0

Using a shell/bash script, I need to convert some text to hexadecimals so I pipe the source text into hexdump, so far so good. The problem is æøå characters. They show up fine in the console (UTF-8), but the hexadecimal values hexdump provides isn't correct. All other standard latin letters. echo -en "Some text containing æøåÆØÅ"|hexdump -v -e '"xx" 1/1 "%02X", then I use sed to replace the xx with %. Well, all letters, punctations, new line, etc is, just not non-standard-latin letters.

So, how do I go about solving this? Is it the input codepage that is the problem, or is there some limitations wiht hexdump? Thanks!

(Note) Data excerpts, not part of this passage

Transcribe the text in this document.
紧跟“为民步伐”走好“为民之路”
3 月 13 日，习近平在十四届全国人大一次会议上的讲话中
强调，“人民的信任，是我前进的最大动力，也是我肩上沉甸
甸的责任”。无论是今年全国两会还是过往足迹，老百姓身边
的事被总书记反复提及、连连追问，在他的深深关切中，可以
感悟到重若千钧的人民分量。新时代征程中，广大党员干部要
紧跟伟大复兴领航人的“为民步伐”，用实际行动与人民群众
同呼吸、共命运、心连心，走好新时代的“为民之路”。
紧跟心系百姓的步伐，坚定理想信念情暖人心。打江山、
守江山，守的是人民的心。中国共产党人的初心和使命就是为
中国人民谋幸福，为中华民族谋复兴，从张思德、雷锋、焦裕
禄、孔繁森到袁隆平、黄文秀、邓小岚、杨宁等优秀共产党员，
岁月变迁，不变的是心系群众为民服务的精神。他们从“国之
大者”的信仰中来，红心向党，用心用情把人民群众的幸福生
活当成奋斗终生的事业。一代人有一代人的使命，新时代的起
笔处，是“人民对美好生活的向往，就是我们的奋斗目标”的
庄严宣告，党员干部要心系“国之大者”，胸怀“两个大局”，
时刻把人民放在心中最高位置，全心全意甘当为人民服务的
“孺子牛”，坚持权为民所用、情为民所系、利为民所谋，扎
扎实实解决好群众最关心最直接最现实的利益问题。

EDIT: By codepage, I mean character encoding. Not 100% sure it is the same thing. Bear with me please! :)

  • 1
    What do you get, and what did you expect? In utf-8 æøå is encoded as two octets each. – asjo Apr 21 '15 at 19:30
  • Yes, I get two hexadecimal values from hexdump for letters like æøåäÖ, etc. So it's the input codepage that is the problem then? I need e.g. **ø** to be **F8**, but hexdump translates it to **C3B8**. – Laurentius Magnus Apr 21 '15 at 19:50
  • If you don't want to encode utf-8 you shouldn't input it :-) It sounds like you want iso-8859-1 (or similar)? – asjo Apr 21 '15 at 19:58
  • OK, I changed the codepage in PuTTY to Win 1252 and now hexdump translates æøå correct. So it's the input that is the problem then. The thing is, this is script will take dynamic content, output from logs etc. So I need to translate the text from UTF-8 to a more "valid" codepage, prior to piping to hexdump. Any ideas? Thanks! – Laurentius Magnus Apr 21 '15 at 19:59
  • OK, I'll experiment some more with iconv -f utf-8 -t iso-8859-1 utf-8-text > "hexdump-dump-happy-encoding". Thanks! :) – Laurentius Magnus Apr 21 '15 at 20:42
  • OK, just to conclude, this is what I ended up doing `$(iconv -f utf-8 -t ISO-8859-4 <<< $(echo -n $MSG))`. Works now. – Laurentius Magnus Apr 21 '15 at 21:27

0 Answers0